Böyle bir anne, uykusuz geçen günlerin verdiği sıkıntı ile gereğinden
fazla tedirgin, huzursuz ve asabi bir hale gelebilir, hatta bu
gerginlikler anne sütünün çekilmesine veya azalmasına da sebep
olabilir. Bu durum gerek eşler arasındaki iletişimi ve gerekse anne ile
çocuk arasındaki "tahammül" gücünü zayıflatmaya başlar. Bu kısırdöngü
sonunda anne artık bebeği ile baş edemez hale gelir ve çocuk
yetiştirmenin ne kadar da zor olduğundan şikâyet etmeye başlar.
Çocuğu kendi düzenimize uymaya zorlamalı mı?
Konu
hakkında çalışmalar yapan uzmanlar, bir yandan annenin çaresizliğine
dikkat çekerken diğer yandan da çocuğun masum ihtiyaçlarının
giderilmesi arasında sıkışıp kalırlar. Bu yıpratıcı süreci aşmak için
ise iki ayrı yöntemden biri annelere tavsiye edilir. İlk yöntem;
"çocuğu anne ritmine uymaya zorlamak"tır. Annelerin genelde tercih
ettiği bu yöntem, bebeğin uyku düzenini annenin günlük yaşantısına ayak
uydurmaya zorlar. Yani, anne, bebek her ağladığında onun ihtiyaçlarına
cevap vermek yerine, "vaktinde" oluşan istekleri gidermeye çalışır.

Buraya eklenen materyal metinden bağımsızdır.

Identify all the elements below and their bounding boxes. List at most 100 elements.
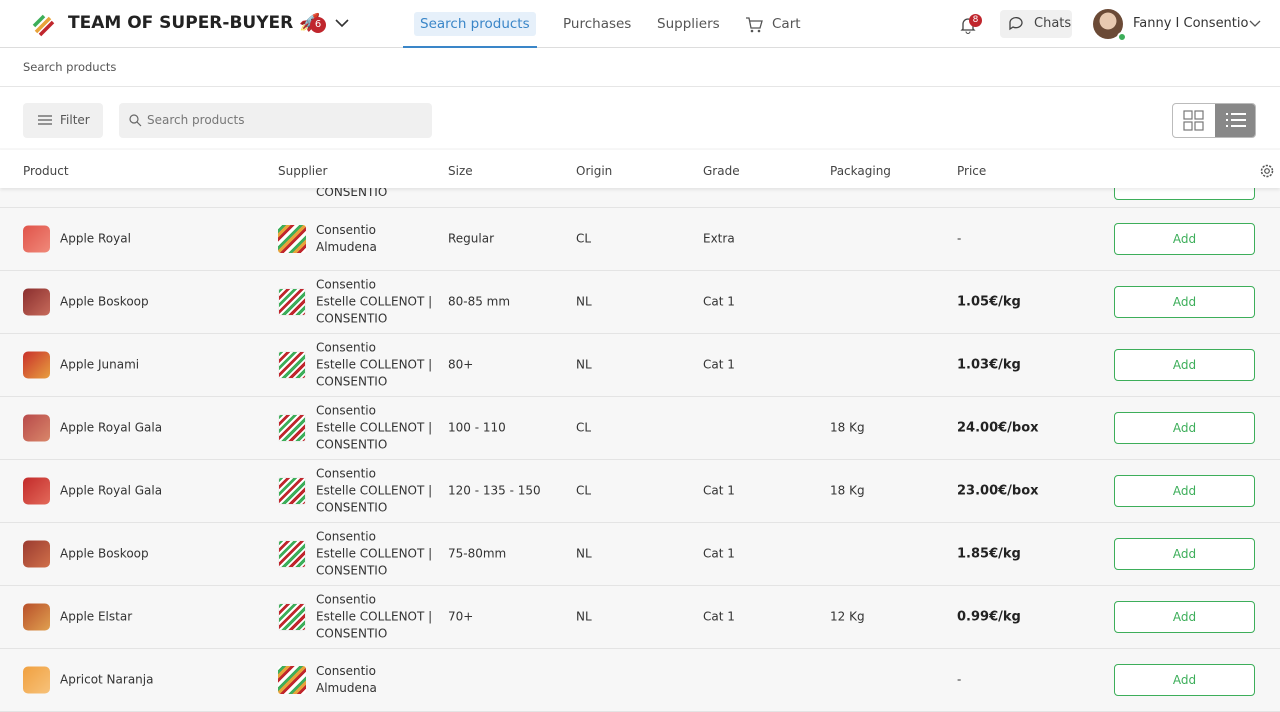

Örneğin, bebek kendi yatağına yatmayı istemez ve akşam uykuya dalmakta
zorluk çeker. Yalnız yatmaya alışkın olmadığı için de, ağlayarak anneyi
yanına çağırır, anneye olan ihtiyacını gözyaşı ile dile getirir. Bu
yönteme göre; bebek ne kadar ağlarsa ağlasın kayıtsız kalarak,
annesinin geleceğine dair umudunu keseceği ve sonunda yorulup ağlamayı
bırakarak uykuya dalacağı hesap edilir. Çocuk, her ne kadar ağıtları
ile "anne n'olur gel" sinyali gönderse de anne, o ağıtlara duyarsız
kalarak, "hayır benden umudunu kes gelmeyeceğim" demektedir. Çocuk
günlerce süren bu ağlamalarının sonunda artık ağlamadan uyur ancak
aslında annenin kendisine cevap vereceği umudunu yitirir; korkularını
ve endişelerini kendi içine hapsederek uykuya dalmaya başlar. Peki,
çocuğu ağlatarak ve anneye umudunu keserek uyutmak ne kadar doğrudur?
Çocuklar bu ağlamalar sırasında ruhen incinmekte midir?
Ağlatarak uyutmak, çocuğun vicdanını katılaştırır
Henüz
konuşma yeteneği olmayan bir bebek etrafı ile iletişimini "ağlayarak"
gerçekleştirir. Bebeklerin ihtiyacı değiştikçe ağlama şekli de değişir.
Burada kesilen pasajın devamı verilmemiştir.